Business Exit Strategies or Business Succession Planning for Retirement
Most small business owners don’t make nearly enough money from the sale of their business to survive the thirty to forty years they may live after the sale. This must be realistically considered in your business exit strategy or your business succession plan. You must start saving for retirement early and consistently. Consider a tax assisted retirement savings program. Another business exit strategy or business succession plan is to buy the real estate where your business is located.

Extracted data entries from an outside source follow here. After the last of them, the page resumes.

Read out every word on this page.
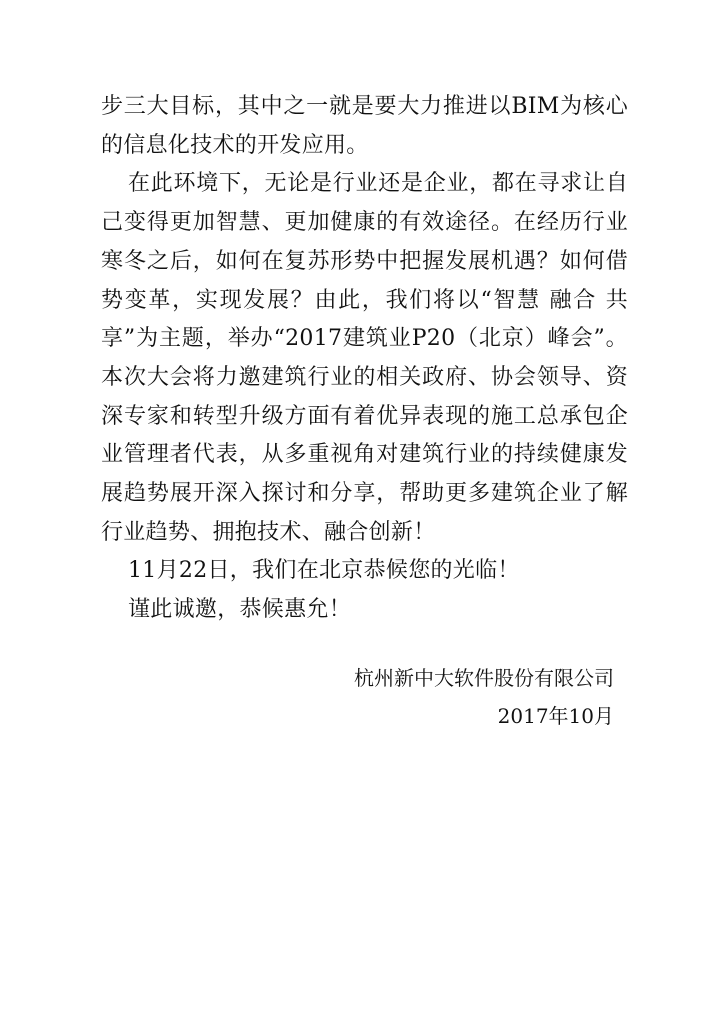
步三大目标，其中之一就是要大力推进以BIM为核心的信息化技术的开发应用。

在此环境下，无论是行业还是企业，都在寻求让自己变得更加智慧、更加健康的有效途径。在经历行业寒冬之后，如何在复苏形势中把握发展机遇？如何借势变革，实现发展？由此，我们将以“智慧 融合 共享”为主题，举办“2017建筑业P20（北京）峰会”。本次大会将力邀建筑行业的相关政府、协会领导、资深专家和转型升级方面有着优异表现的施工总承包企业管理者代表，从多重视角对建筑行业的持续健康发展趋势展开深入探讨和分享，帮助更多建筑企业了解行业趋势、拥抱技术、融合创新！

11月22日，我们在北京恭候您的光临！

谨此诚邀，恭候惠允！

杭州新中大软件股份有限公司
2017年10月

In all events find a financial planner you trust and start today. There is nothing worse than being physically or mentally exhausted and having to leave the business but resisting it because your business succession and retirement plan did not generate the necessary downstream financial resources.
Many owners we work with intend to augment their savings by seeking employment in the future. They just want to get the weight of owning a business off their shoulders. If the income expectations and time requirements are realistic this is a good component of the business exit strategy or business succession plan. Limited future employment is becoming a normal component of many business owners’ strategic plans.
If you are not in a position to properly develop these types of business plans yourself meet with a competent financial planner early. Find a way to save. Make it a priority because your future depends on it.
Tip: Every year you should assess your succession plan and exit strategy. This would include updating the buy-sell agreement and related insurances if you have partners, developing a management plan specifying plans during your disability or your death, tracking your outside investments, and working on an exit strategy.